Schemas e tipagem
Detecção automática
schema = :auto (default) deduz o sistema pelo prefixo do nome do arquivo, via MicroSUS.detecta_sistema:
| prefixo | sistema | exemplo |
|---|---|---|
DO | :sim | DOPE2023.dbc |
DN | :sinasc | DNBA2022.dbc |
RD, SP | :sih | RDPE2301.dbc |
PA | :sia | PAPE2301.dbc |
ST, LT, PF | :cnes | STPE2301.dbc |
Se o prefixo não for reconhecido (arquivo renomeado, por exemplo), force com schema = :sim etc., ou passe um Dict próprio.
Tipos lógicos
Um schema é um Dict{Symbol,Symbol} de campo → tipo lógico:
| tipo lógico | vira | observações |
|---|---|---|
:texto | InlineStrings | dimensionado pela largura do campo |
:pool | PooledArray de InlineStrings | categóricas; pool = false rebaixa para :texto |
:inteiro | Union{Missing,Int32} | parse direto dos bytes; vazio → missing |
:float | Union{Missing,Float64} | idem |
:data_ddmmyyyy | Union{Missing,Date} | SIM e SINASC |
:data_yyyymmdd | Union{Missing,Date} | SIH e campos tipo D do DBF |
:idade_sim | Union{Missing,Float64} | codificação do SIM → anos |
Campos fora do schema caem na tipagem do próprio DBF: N → :inteiro ou :float (conforme decimais), D → :data_yyyymmdd, C → :texto.
A IDADE do SIM
O campo tem 3 dígitos: o primeiro é a unidade, os dois últimos o valor. decodifica_idade_sim converte para anos:
| 1º dígito | unidade | exemplo | anos |
|---|---|---|---|
| 0 | minutos | "030" | 30 / 525 960 |
| 1 | horas | "112" | 12 / 8 766 |
| 2 | dias | "230" | 30 / 365,25 |
| 3 | meses | "310" | 10 / 12 |
| 4 | anos | "425" | 25,0 |
| 5 | 100 + valor | "501" | 101,0 |
| 9 | ignorada | "999" | missing |
Schema próprio
Passe um Dict completo — ele substitui (não estende) o schema automático:
meu = Dict(:DTOBITO => :data_ddmmyyyy,
:CAUSABAS => :pool,
:IDADE => :texto) # quero os 3 dígitos crus
t = ler(caminho; schema = meu)Ou estenda o registro global (afeta as próximas chamadas com schema = :auto/:sim):
MicroSUS.SCHEMAS[:sim][:LINHAA] = :textoArmadilhas de layout por sistema
Campos que existem no cabeçalho não são necessariamente campos preenchidos, e o que está preenchido muda com o ano. Dois casos que quebram série longa:
SIH — diagnóstico secundário. DIAG_SECUN era o campo vivo até 2014; o bloco DIAGSEC1–DIAGSEC9 aparece no layout de 2014 ainda vazio e assume em janeiro de 2015, quando o antigo zera. Medido em junho de cada ano, em PE:
| ano | DIAG_SECUN | DIAGSEC1 |
|---|---|---|
| 2008 | 6,1% | não existe |
| 2013 | 12,4% | não existe |
| 2014 | 14,5% | 0,0% (existe, vazio) |
| 2015 | 0,0% | 17,3% |
| 2022 | 0,0% | 17,6% |
Contar só DIAGSEC1 zera tudo antes de 2015; contar só DIAG_SECUN zera tudo depois de 2014. Numa série que atravesse a virada, use a união e deixe o campo consultado variar com o ano.

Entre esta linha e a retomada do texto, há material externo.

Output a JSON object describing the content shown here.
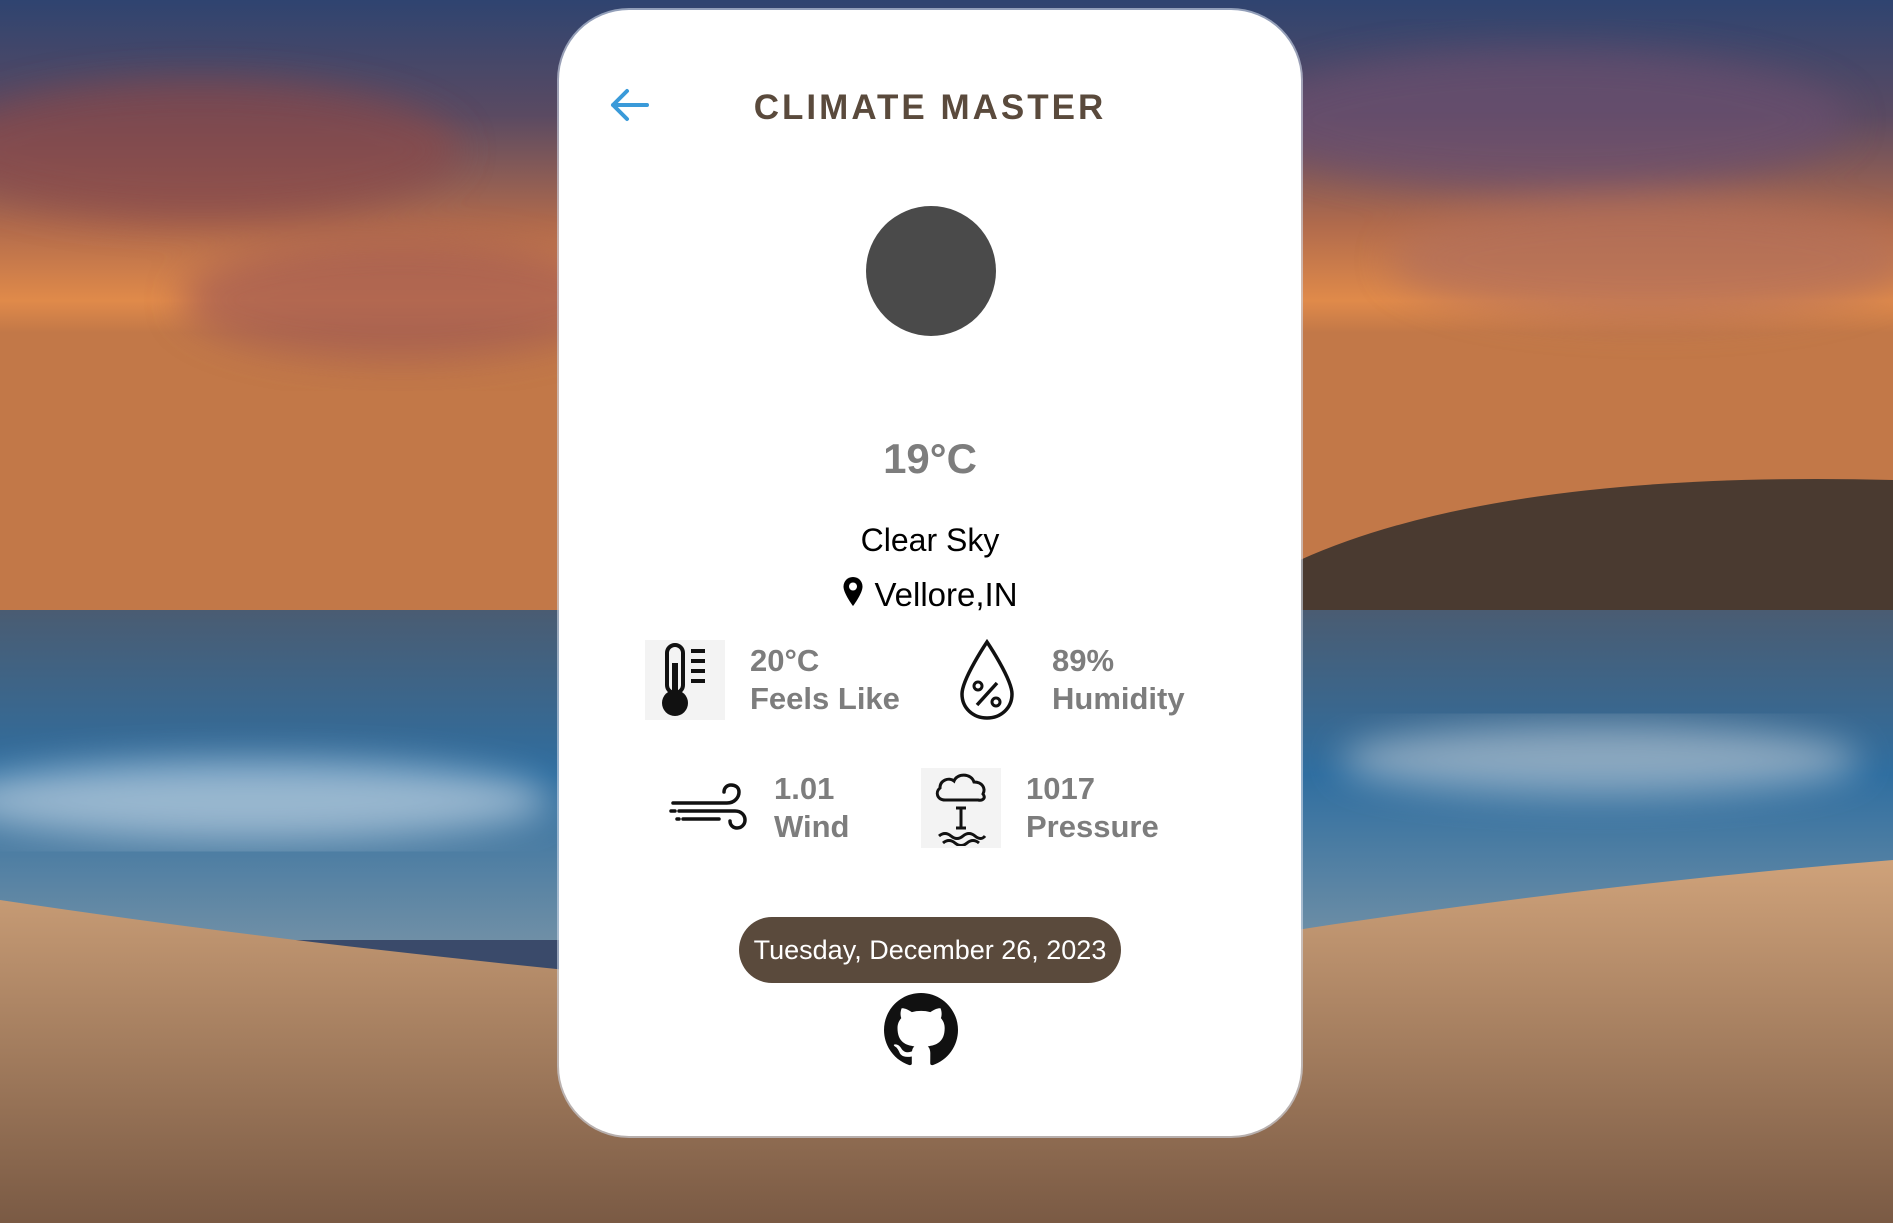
{
  "app": {
    "title": "CLIMATE MASTER"
  },
  "weather": {
    "temperature": "19°C",
    "description": "Clear Sky",
    "location": "Vellore,IN"
  },
  "stats": {
    "feels_like": {
      "value": "20°C",
      "label": "Feels Like",
      "icon": "thermometer-icon"
    },
    "humidity": {
      "value": "89%",
      "label": "Humidity",
      "icon": "humidity-drop-icon"
    },
    "wind": {
      "value": "1.01",
      "label": "Wind",
      "icon": "wind-icon"
    },
    "pressure": {
      "value": "1017",
      "label": "Pressure",
      "icon": "pressure-cloud-icon"
    }
  },
  "footer": {
    "date": "Tuesday, December 26, 2023",
    "github_icon": "github-icon"
  },
  "colors": {
    "accent_brown": "#5a4a3c",
    "back_arrow": "#3a9ad9",
    "stat_text": "#7d7d7d",
    "condition_icon": "#4a4a4a"
  }
}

SIH — número de campos. 86 (2010) → 93 (2011–2012) → 95 (2013) → 113 (2014 em diante). Confira com cabecalho antes de empilhar anos, e use ler(...; ignorar_ausentes = true) para pedir a mesma lista de colunas em todos eles.
O que os schemas embutidos cobrem
Os campos mais usados de cada sistema — datas, numéricos e as categóricas de alto tráfego (sexo, raça/cor, municípios, causa básica, procedimento, diagnóstico...). A lista exata está em MicroSUS.SCHEMAS; os layouts oficiais completos ficam na documentação de cada sistema no DATASUS. Campos não cobertos continuam funcionando (tipagem do DBF) — o schema só melhora a ergonomia.